When we first start looking at our financial situations, we tend to immediately focus on our mistakes and what we could have saved or should have saved. It’s a guilt-ridden exercise.
But looking back is best approached as a fact-finding exercise to help us to understand where we might have saved had we been more consciously aware of our money habits. It highlights our values and where our money habits and values are misaligned. It provides clarity.
But how much should you save? It’s a tough question to answer as everyone’s habits, values, goals and incomes are unique to them.
However, I recommend implementing the 50:30:20 approach to budgeting, or cash-flow planning as I prefer to call it, which suggests that you set aside 20 per cent of your income for savings or other financial goals.
But what happens if you can’t consistently save 20 per cent? That’s OK for now. It’s only another piece of information about your financial situation.
Try not to let the negative thoughts creep in or take over. Certainly do not give up. It simply means you now have a clear financial goal to work towards.
How can you increase your savings rate to more than 20 per cent of your income? We go back to the 50:30:20 approach. Review your “needs” and “wants”.
Are your needs more than 50 per cent of your income? If they are, are there ways to reduce them? Can you move to lower-cost housing? Or change your car to a more cost-efficient model?
Groceries are a common way to reduce costs, so switch to lower-cost supermarkets or buy in bulk or online. Can you change your mobile phone contract to a less expensive one? The less you spend on your needs, the more flexibility you will have with your income.
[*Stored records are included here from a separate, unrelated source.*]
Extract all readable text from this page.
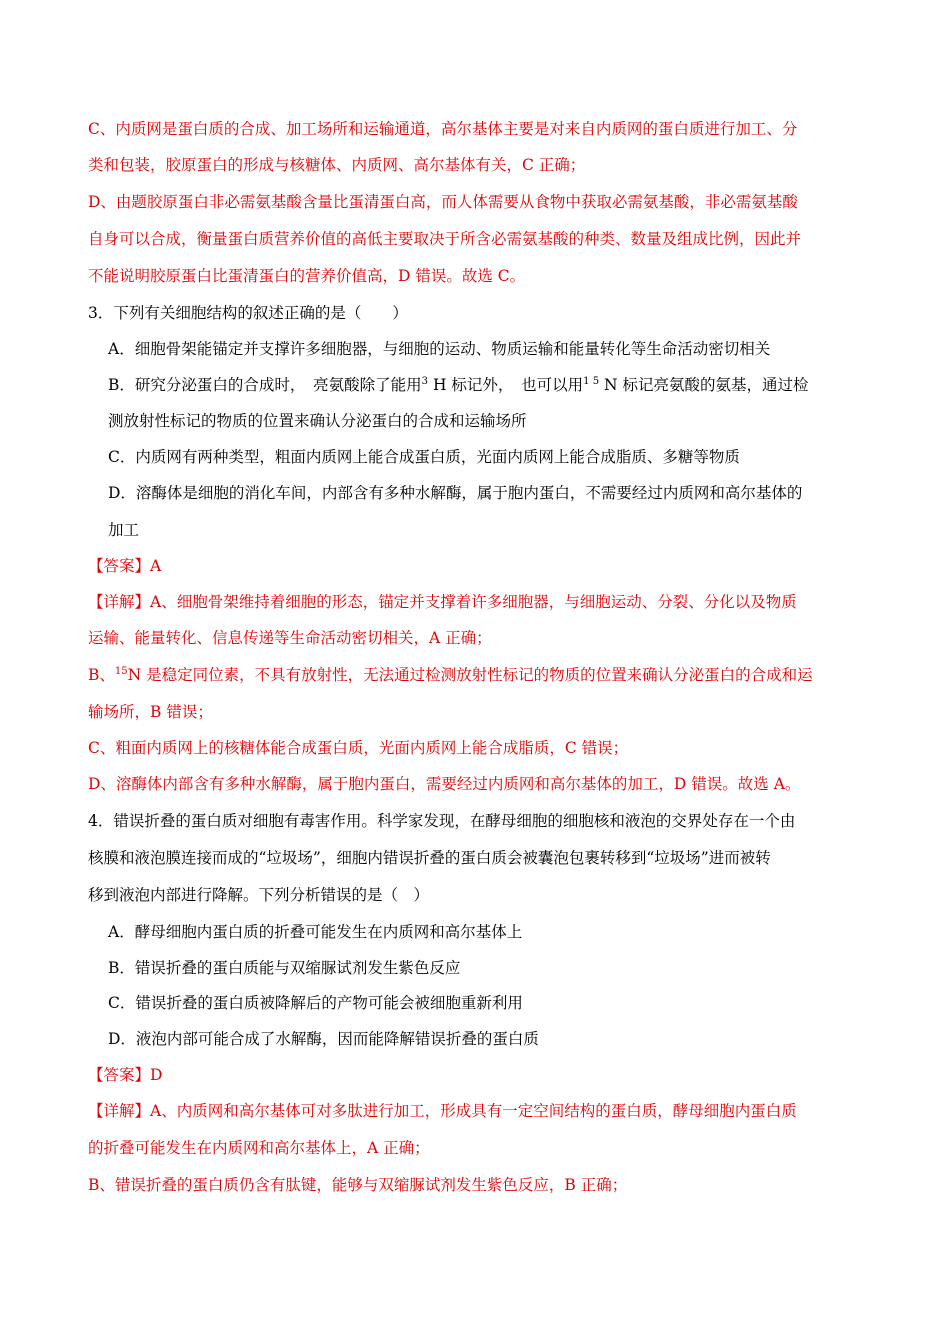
C、内质网是蛋白质的合成、加工场所和运输通道，高尔基体主要是对来自内质网的蛋白质进行加工、分
类和包装，胶原蛋白的形成与核糖体、内质网、高尔基体有关，C 正确；
D、由题胶原蛋白非必需氨基酸含量比蛋清蛋白高，而人体需要从食物中获取必需氨基酸，非必需氨基酸
自身可以合成，衡量蛋白质营养价值的高低主要取决于所含必需氨基酸的种类、数量及组成比例，因此并
不能说明胶原蛋白比蛋清蛋白的营养价值高，D 错误。故选 C。
3．下列有关细胞结构的叙述正确的是（　　）
A．细胞骨架能锚定并支撑许多细胞器，与细胞的运动、物质运输和能量转化等生命活动密切相关
B．研究分泌蛋白的合成时，　亮氨酸除了能用$^3$ H 标记外，　也可以用$^{1 5}$ N 标记亮氨酸的氨基，通过检
测放射性标记的物质的位置来确认分泌蛋白的合成和运输场所
C．内质网有两种类型，粗面内质网上能合成蛋白质，光面内质网上能合成脂质、多糖等物质
D．溶酶体是细胞的消化车间，内部含有多种水解酶，属于胞内蛋白，不需要经过内质网和高尔基体的
加工
【答案】A
【详解】A、细胞骨架维持着细胞的形态，锚定并支撑着许多细胞器，与细胞运动、分裂、分化以及物质
运输、能量转化、信息传递等生命活动密切相关，A 正确；
B、$^{15}$N 是稳定同位素，不具有放射性，无法通过检测放射性标记的物质的位置来确认分泌蛋白的合成和运
输场所，B 错误；
C、粗面内质网上的核糖体能合成蛋白质，光面内质网上能合成脂质，C 错误；
D、溶酶体内部含有多种水解酶，属于胞内蛋白，需要经过内质网和高尔基体的加工，D 错误。故选 A。
4．错误折叠的蛋白质对细胞有毒害作用。科学家发现，在酵母细胞的细胞核和液泡的交界处存在一个由
核膜和液泡膜连接而成的“垃圾场”，细胞内错误折叠的蛋白质会被囊泡包裹转移到“垃圾场”进而被转
移到液泡内部进行降解。下列分析错误的是（　）
A．酵母细胞内蛋白质的折叠可能发生在内质网和高尔基体上
B．错误折叠的蛋白质能与双缩脲试剂发生紫色反应
C．错误折叠的蛋白质被降解后的产物可能会被细胞重新利用
D．液泡内部可能合成了水解酶，因而能降解错误折叠的蛋白质
【答案】D
【详解】A、内质网和高尔基体可对多肽进行加工，形成具有一定空间结构的蛋白质，酵母细胞内蛋白质
的折叠可能发生在内质网和高尔基体上，A 正确；
B、错误折叠的蛋白质仍含有肽键，能够与双缩脲试剂发生紫色反应，B 正确；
“Wants” are the areas where we spend money when we want to, not because we need to. Examples are eating out, takeaways, shopping, travel or gym memberships. Ideally, your spending in this category should be less than 30 per cent of your income.
It’s also important to look at your income. I have worked with people who are excellent at managing their money and are thrifty and conscious, yet they cannot save 20 per cent of their income. This is when we look at ways to increase their income to reach their savings goals.
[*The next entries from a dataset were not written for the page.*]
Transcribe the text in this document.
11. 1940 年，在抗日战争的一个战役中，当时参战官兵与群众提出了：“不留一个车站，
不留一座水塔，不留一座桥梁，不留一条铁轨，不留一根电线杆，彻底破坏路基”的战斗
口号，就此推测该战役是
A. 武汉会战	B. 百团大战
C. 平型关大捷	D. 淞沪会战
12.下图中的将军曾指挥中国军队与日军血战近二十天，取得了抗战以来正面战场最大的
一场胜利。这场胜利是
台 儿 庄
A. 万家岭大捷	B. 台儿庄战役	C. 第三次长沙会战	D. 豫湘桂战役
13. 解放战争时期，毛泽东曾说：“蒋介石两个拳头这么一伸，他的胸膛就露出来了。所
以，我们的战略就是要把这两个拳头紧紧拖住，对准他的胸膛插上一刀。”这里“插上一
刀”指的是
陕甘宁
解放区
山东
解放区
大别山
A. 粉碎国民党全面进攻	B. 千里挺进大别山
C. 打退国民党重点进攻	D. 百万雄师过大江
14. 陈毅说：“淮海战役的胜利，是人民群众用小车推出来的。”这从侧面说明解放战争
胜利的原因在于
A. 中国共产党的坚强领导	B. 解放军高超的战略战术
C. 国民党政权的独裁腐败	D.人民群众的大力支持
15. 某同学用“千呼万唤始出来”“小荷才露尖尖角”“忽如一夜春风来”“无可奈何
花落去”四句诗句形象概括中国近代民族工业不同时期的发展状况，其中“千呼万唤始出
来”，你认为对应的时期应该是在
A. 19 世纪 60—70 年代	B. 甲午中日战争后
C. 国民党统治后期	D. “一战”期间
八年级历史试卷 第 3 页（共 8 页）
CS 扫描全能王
One person I worked with recently believed she was bad with money. She was convinced she was unable to manage it alone and was filled with shame because she had credit card debt and no savings.
When we analysed her cash flow, it became apparent that she was, in fact, very skilled at managing her income. She had lost her job and incurred credit card debt to survive.
She was focusing on her financial goals but wasn’t consciously aware of them. She was overwhelmed as she didn’t have a plan and it worried her that she wasn’t saving as all available cash was dedicated to repaying her credit card.
She carried great fear about finding herself in this situation again. So she asked me, “How much should I be saving?”
In this case, the benefits of an emergency fund were especially clear and this was the focus of her savings goal. Having one would protect her from relying on her credit card if she ever found herself without an income again.
We then looked at her cash-flow plan, focused on her income and optimised spending on her needs and wants. We prioritised what was most important to her to ensure she felt like she was living her life, not only surviving.
By consciously planning her money this way, she found ways to reduce unconscious spending and used the extra money to build her emergency fund.
It’s important to always keep looking forward, so we started planning how she will save and invest the extra cash available once her credit card is paid off.
If you are wondering how much you should save, start with aiming for 20 per cent of your income. Use that to provide financial security by having an emergency fund of three to six months of living expenses.
Apply the 50:30:20 approach as it allows you to sufficiently fund your needs, your wants and your savings. It will also help you to understand that you should save for your future self, while also allowing you to have a life in the here and now.